As a brief example of many, in John Webster’s The Duchess of Malfi (written c. 1612-13), the titular character has secretly married her steward Antonio. On the night that the Duchess gives birth to their first child, Antonio casts a nativity, or a form of a horoscope, for the infant. The nativity itself is precise and riddled with technical language that highlights Antonio’s learning:
‘The Duchess was delivered of a son ’tween the hours twelve and one in the night, Anno domini 1504’—that’s this year—‘decimo nono Decembris’—that’s this night—taken according to the meridian of Malfi—that’s our Duchess, happy discovery!—‘The lord of the first house being combust in the ascendant signifies short life; and Mars being in a human sign joined to the tail of the Dragon in the eight house doth threaten a violent death. (2.3.56-63).
Perhaps Webster’s audiences would not have grasped the full meaning of terms like “combust” or “ascendant,” but they would certainly have understood the import of the horoscope, particularly as it is now in the hands of the perfidious Bosola, who has been sent by the Duchess’s brothers to spy upon her. Astrological knowledge not only reveals the future, but is dangerous in the wrong hands. Bosola now possesses a type of script of the child’s future, and the bloody prognostication does not bode well for the child or his parents.
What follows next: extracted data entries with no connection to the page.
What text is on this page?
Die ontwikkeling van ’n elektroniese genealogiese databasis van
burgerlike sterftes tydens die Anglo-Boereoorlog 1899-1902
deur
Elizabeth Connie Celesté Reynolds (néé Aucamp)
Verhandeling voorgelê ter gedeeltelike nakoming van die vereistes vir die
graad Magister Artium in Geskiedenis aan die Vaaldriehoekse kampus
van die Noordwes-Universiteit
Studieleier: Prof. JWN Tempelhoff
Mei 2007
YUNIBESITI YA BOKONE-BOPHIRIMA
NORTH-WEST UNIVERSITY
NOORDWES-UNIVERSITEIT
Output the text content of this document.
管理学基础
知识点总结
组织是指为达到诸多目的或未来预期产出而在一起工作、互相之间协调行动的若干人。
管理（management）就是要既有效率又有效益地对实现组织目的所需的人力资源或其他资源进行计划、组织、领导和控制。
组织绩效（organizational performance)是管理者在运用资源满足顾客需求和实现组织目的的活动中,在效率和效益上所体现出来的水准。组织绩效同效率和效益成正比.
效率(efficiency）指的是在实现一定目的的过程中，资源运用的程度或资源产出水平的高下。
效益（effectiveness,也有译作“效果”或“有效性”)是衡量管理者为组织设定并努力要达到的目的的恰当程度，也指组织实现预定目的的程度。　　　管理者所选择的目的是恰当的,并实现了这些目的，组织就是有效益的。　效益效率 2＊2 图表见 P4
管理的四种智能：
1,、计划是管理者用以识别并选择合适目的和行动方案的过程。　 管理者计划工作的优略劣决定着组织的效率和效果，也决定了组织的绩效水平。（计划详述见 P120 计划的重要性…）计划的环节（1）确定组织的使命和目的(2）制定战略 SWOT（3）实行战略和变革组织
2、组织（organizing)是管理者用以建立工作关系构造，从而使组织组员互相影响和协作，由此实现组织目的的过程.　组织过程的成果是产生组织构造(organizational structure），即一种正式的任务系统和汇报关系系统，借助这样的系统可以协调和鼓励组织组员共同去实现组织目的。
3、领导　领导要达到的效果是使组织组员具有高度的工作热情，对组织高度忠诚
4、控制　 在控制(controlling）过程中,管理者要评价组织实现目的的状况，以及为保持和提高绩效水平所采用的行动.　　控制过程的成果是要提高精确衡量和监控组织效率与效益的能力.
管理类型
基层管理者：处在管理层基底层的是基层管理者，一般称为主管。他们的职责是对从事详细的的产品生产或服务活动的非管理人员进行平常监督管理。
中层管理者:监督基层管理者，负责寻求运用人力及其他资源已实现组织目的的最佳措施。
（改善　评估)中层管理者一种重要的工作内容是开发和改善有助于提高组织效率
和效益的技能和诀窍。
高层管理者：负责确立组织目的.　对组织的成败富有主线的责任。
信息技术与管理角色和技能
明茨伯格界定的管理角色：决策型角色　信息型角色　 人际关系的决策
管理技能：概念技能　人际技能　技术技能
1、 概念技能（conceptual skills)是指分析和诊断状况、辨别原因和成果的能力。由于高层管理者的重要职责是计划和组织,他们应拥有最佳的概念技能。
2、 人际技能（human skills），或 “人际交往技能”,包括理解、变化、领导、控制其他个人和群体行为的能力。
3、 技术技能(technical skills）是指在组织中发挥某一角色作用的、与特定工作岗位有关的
At once esoteric and yet imminently practical, Renaissance astrology touched upon all sectors of early modern lives. My own project, Shakespeare and the Practical Arts, asks what happens when characters peel away the linguistic murkiness of astrology to use it in their daily lives.
While there were many, varied critiques of astrology, all of its detractors acknowledged the lure that such celestial knowledge promised. To Antonio, the nativity provides a type of script that warns him to fear his wife’s relatives more than he has previously. To Bosola, the horoscope is a damning piece of evidence that the Duchess is in a relationship, and he will use this nativity to prove to her brothers that she has disobeyed their injunction to remain single. And to Webster’s audiences, and us, this nativity is a reminder of how the heavens are always above—literally so at theaters like the Globe with its painted zodiac—and the skies are therefore continually not merely symbols but shaping forces in the early modern worldview.